Feuds simmer among Iran's top leadership
Dubai, May 1, 2011
Iran's spy chief took his seat at a planned cabinet meeting in Tehran and waited with the other ministers for Mahmoud Ahmadinejad. The embittered president never showed up.
It was all another bit of political theatre last week amid Iran's current - and deeply complex - power plays between the increasingly confident Intelligence Minister Heidar Moslehi and the suddenly defensive Ahmadinejad, who refuses to accept Moslehi and has boycotted Cabinet sessions despite an order from the country's highest authority.
Political dustups are nothing new to Iran, where parliament bickers regularly and Ahmadinejad and the ruling clerics have traded tense moments.
But few can match this one for its raw nerve and serious stakes, which reach into the highest levels of how Iran is ruled.

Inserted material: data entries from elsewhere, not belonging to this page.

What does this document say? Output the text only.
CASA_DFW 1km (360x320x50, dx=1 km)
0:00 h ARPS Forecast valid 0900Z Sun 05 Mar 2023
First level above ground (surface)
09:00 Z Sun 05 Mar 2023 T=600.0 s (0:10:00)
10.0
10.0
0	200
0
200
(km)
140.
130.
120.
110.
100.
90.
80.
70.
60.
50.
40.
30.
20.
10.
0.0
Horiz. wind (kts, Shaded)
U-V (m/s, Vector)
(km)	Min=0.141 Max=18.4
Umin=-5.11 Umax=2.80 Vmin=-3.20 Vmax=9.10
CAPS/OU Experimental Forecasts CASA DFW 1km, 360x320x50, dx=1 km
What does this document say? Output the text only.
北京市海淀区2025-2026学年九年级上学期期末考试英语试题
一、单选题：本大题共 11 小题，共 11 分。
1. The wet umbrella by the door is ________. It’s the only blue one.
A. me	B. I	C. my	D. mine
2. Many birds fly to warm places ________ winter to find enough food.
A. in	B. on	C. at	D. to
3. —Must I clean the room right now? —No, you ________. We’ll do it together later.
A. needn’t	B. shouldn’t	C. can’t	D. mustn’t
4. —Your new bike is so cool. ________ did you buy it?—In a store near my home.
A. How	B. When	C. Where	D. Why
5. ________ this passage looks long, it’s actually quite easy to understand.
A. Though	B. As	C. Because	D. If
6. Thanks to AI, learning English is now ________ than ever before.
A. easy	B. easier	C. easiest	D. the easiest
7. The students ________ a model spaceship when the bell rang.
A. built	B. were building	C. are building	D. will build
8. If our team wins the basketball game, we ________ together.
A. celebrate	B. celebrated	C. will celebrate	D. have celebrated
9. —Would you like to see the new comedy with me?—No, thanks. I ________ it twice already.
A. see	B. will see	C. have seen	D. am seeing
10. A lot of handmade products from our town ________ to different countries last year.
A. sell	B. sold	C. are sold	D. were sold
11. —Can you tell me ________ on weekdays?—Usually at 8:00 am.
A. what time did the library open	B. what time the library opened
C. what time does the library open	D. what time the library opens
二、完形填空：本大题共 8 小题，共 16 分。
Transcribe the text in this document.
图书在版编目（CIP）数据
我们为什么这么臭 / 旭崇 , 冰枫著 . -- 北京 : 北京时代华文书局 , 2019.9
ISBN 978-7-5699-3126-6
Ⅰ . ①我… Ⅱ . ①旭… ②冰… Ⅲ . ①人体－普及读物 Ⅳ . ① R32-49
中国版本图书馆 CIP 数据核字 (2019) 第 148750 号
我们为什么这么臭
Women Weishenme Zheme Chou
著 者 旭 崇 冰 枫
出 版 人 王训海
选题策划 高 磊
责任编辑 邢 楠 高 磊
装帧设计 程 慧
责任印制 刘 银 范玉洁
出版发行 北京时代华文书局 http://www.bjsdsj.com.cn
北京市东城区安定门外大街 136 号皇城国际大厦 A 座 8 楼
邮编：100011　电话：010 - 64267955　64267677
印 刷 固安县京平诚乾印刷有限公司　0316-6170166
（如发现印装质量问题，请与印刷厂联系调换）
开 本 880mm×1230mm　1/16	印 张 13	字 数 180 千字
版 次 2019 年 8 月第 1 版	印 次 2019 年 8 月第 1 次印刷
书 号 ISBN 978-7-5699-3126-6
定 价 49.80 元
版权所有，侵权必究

In the balance is a host of big-ticket questions:
Ahmadinejad's political stature in his final two years in office, his ability to push back against growing challenges from parliament and other critics, and whether Supreme Leader Ayatollah Ali Khamenei is seeking to exert more control.
Ahmadinejad could hardly have picked a more potent adversary than Moslehi, who was restored to the powerful post by Khamenei just hours after resigning on April 17.
The embarrassing slap has invited speculation that Khamenei's once-blanket support for Ahmadinejad could be now fraying by his repeated attempts to push the limits of his powers.